On June 13, 2026, the Commerce Department sent a letter to Anthropic requiring that access to the company’s latest AI models be licensed for foreign individuals, including the company’s own domestic employees who happen to be foreign nationals. Commerce Secretary Howard Lutnick’s name was on the directive. Anthropic’s response was swift and blunt: it suspended access to its newest models for all foreign nationals.

A licensing regime that doesn’t technically exist

The federal government hasn’t passed an AI licensing law. There’s no formal regulatory framework. No published guidelines that AI companies can read, interpret, and comply with.

What exists instead is something Leo Schwartz of The Information describes as a de facto licensing regime. The government is wielding national security authority to impose restrictions on a case-by-case basis, without the transparency or consistency that formal rulemaking would require.

Anthropic isn’t the only company getting the treatment. The Trump administration also requested that OpenAI limit the rollout of GPT-5.6, its latest model, pending government approval for each individual customer.

The approach centers almost entirely on national security concerns, with particular focus on foreign AI talent from China. Rather than establishing broad rules that apply equally across the industry, the Commerce Department appears to be making decisions model by model, company by company, letter by letter.

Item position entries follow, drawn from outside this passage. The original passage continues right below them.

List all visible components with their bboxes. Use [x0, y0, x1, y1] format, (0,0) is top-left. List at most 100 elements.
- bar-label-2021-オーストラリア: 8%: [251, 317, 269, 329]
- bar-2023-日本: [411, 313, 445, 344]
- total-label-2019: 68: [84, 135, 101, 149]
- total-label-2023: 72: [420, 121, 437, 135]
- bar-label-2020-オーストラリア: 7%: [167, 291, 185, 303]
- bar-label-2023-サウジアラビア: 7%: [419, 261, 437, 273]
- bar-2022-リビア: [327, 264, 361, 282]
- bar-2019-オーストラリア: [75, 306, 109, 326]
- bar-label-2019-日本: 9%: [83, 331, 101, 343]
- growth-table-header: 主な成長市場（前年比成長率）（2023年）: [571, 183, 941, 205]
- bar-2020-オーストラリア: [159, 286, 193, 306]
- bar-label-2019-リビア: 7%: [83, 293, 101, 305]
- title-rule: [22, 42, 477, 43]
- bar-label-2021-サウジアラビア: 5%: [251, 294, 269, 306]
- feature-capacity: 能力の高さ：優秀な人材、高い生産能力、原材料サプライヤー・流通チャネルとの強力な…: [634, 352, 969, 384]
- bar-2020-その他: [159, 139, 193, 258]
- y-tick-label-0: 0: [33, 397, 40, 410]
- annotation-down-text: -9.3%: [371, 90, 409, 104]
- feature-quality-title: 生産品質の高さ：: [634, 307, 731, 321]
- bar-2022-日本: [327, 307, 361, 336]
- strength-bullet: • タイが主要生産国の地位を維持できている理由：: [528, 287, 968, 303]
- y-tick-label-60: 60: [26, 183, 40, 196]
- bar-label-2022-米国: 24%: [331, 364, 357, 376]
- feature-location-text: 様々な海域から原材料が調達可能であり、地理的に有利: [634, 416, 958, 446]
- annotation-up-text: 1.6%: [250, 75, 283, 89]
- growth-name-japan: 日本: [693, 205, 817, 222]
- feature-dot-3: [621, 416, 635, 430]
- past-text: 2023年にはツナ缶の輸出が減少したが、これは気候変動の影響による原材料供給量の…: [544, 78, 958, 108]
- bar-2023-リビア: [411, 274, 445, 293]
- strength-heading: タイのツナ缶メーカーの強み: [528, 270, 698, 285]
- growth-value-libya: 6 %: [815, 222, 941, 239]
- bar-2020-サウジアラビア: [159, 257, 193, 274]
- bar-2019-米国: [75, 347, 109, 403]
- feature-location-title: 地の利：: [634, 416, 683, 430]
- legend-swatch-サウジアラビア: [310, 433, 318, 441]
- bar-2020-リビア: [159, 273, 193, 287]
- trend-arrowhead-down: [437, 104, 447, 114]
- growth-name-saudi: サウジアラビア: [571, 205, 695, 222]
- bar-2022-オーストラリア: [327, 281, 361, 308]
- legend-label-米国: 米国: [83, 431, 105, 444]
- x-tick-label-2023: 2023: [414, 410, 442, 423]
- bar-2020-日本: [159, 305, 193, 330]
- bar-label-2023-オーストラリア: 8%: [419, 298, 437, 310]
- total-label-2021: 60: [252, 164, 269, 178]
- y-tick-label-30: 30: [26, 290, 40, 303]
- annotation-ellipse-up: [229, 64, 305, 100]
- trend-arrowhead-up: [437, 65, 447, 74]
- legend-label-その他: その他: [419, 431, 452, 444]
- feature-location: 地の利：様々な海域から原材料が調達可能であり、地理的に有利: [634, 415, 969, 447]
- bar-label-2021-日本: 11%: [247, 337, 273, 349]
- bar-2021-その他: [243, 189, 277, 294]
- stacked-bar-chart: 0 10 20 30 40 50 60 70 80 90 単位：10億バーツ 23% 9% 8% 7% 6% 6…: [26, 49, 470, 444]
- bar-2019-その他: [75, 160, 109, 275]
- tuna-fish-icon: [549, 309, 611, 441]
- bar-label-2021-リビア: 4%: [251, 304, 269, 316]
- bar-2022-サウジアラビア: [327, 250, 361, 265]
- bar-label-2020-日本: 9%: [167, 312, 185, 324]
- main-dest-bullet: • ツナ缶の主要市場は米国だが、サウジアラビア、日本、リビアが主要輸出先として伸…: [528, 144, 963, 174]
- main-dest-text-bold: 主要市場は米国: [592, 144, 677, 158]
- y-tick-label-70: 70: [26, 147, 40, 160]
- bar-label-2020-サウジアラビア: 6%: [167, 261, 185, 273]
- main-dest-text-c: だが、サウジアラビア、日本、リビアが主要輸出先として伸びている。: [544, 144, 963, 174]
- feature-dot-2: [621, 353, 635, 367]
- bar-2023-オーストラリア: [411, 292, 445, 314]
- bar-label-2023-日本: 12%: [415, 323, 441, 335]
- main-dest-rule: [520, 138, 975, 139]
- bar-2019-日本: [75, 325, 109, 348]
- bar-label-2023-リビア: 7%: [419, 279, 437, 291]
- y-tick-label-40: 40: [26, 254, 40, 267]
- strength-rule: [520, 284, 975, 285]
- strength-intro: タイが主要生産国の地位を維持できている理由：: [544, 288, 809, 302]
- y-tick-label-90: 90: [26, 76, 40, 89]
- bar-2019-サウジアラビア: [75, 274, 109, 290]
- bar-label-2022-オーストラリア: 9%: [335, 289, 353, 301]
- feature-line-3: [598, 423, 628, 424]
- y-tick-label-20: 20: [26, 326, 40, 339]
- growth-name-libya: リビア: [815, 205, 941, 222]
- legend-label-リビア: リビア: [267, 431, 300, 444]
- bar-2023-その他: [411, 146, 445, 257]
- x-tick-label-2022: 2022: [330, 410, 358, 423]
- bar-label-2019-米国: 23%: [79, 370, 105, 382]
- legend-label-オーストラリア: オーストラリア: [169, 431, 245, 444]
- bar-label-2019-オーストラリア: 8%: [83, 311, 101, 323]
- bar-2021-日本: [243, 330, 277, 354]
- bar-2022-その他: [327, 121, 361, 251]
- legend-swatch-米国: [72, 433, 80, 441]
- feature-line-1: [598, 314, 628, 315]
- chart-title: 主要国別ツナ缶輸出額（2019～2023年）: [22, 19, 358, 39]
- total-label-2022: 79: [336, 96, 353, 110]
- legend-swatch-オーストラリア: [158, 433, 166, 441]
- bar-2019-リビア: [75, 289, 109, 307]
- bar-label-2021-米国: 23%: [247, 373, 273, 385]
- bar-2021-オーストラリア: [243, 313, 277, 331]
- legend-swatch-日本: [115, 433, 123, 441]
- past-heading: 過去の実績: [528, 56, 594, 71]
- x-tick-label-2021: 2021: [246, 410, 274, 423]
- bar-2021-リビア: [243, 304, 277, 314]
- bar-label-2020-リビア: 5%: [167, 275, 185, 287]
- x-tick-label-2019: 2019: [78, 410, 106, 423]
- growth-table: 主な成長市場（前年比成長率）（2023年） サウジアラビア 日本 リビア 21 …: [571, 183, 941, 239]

Why this matters for the AI industry

When Anthropic suspended access for all foreign nationals after receiving the Commerce Department’s letter, it wasn’t making a political statement. It was making a risk calculation. Without clear rules about who counts as a security concern, the safest move was to cut off everyone who might fall under the government’s vague mandate.

OpenAI faces a similar bind. Being told to seek government approval for each customer before rolling out GPT-5.6 transforms a product launch into something closer to a defense contracting process.

National security versus innovation, the eternal tension

The Trump administration’s approach represents a sharp departure from earlier AI governance efforts, which leaned heavily on voluntary commitments from companies and generally prioritized encouraging innovation. The pendulum has swung hard toward security-first thinking, and the instrument being used is executive power rather than congressional action.

Discussions are reportedly underway about mandatory licensing requirements and pre-release government reviews of cutting-edge models.